Cat in the Bag - Symmetry Magazine

Despite the enormous variety of luggage options available, Adam McCulloch wonders why you only ever see the ubiquitous black bag making its way around the carousel.
When you’re standing at the lost luggage counter at the airport, no one asks, “What colour is your bag?” Everyone assumes it’s black. They simply slap a laminated card on the counter and ask you to point to your bag’s closest relative. The thousand mug-shots staring back depict every imaginable variation — short, skinny fat, tall – all without exception, a shadowy shade of charcoal. The black bag has become the ubiquitous travel essential. But why? Surely there are other options – aren’t there?
Of course there are plenty of colours to choose from if you care to look. Take Samsonite for example. They make luggage in blue, burgundy, purple and a host of cheery hues. My wife in fact managed to buy me a Samsonite backpack in a joyous pink which is enormously useful while hiking: I can now hear the grizzly bears guffawing from a good mile away. Even more mirth inducing is Samsonite’s range which resembles tigers complete with ears and a face. A bag like that wouldn’t get lost in transit. “What did it look like?” they’d ask at lost luggage. “ A tiger,” I’d say and wait for a response. At very least it would draw a smile. At worst I’d be treated to a strip search to look for the remaining hallucinogens.

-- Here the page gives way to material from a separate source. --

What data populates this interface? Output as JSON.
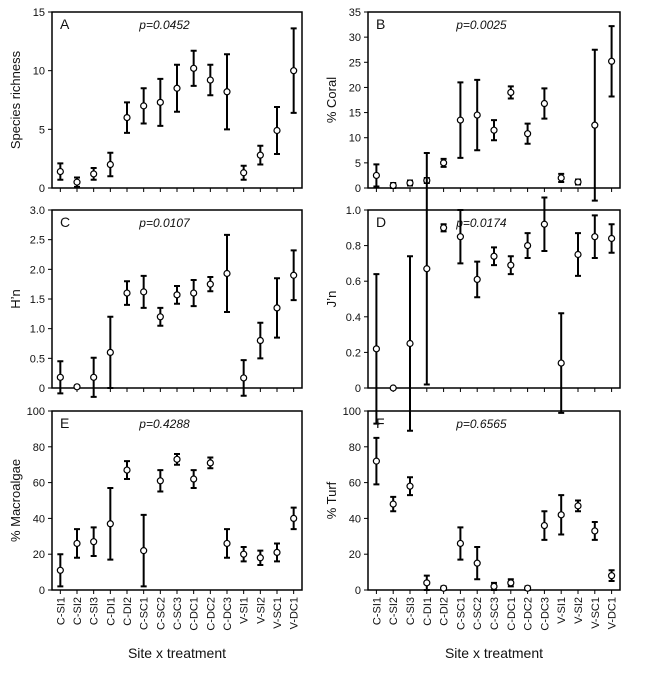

Black bags might look the same but spend several hours watching them on the carousel, as I have, and you soon realise that they’re not. Skid plates, inline skate wheels and reinforced corners all denote a bag of high finish. Some, like the Victorinox E-Motion 360°, grow wings and a spine and become a fully fledged backpack. Look closely at the suitcases and you begin to recognise some of the super tough fabric that only quality luggage is made from. Travelpro make theirs from Dupont Teflon-coated microballistic nylon stain-resistant fabric, while Hartman’s much catchier descriptor is 1050 denier ballistic nylon. Teflon? Ballistic? I suspect the indestructible black box flight recorder is just a tape recorder in a suitcase.
If your case does go to God consider investing in a hard suitcase — but think long and hard. You’ll weather all manner of evil looks from soft-bag passengers as your suitcase pummeled theirs to the shape of a fortune cookie on the carousel. Hard cases (or oysters as they’re known in the biz) are the Hummer of the suitcase world. One manufacturer, I kid you not, do their testing by driving over them. A grander statement might be a nice Louis Vuitton travel set. Unfortunately no one wealthy enough to afford such bags would ever fly commercial airlines so the expensive status symbol would be dismissed as a cheap rip-off.
Luggage ultimately is about conformity. The carousel is a black tie ball for bags and the uniform dress code makes it easier to make a statement with a slight variation. Ribbons, sticker, characteristic scuff marks are all the things that denote status. Nowadays with reports of baggage handler theft on the rise, it seems what the black bag brigade are saying is, “Please, steal someone else’s. They’ve got an iPod.
Thankfully there is an easiest solution to black bag paranoia: a nice long road trip. Now doesn’t that sound like fun?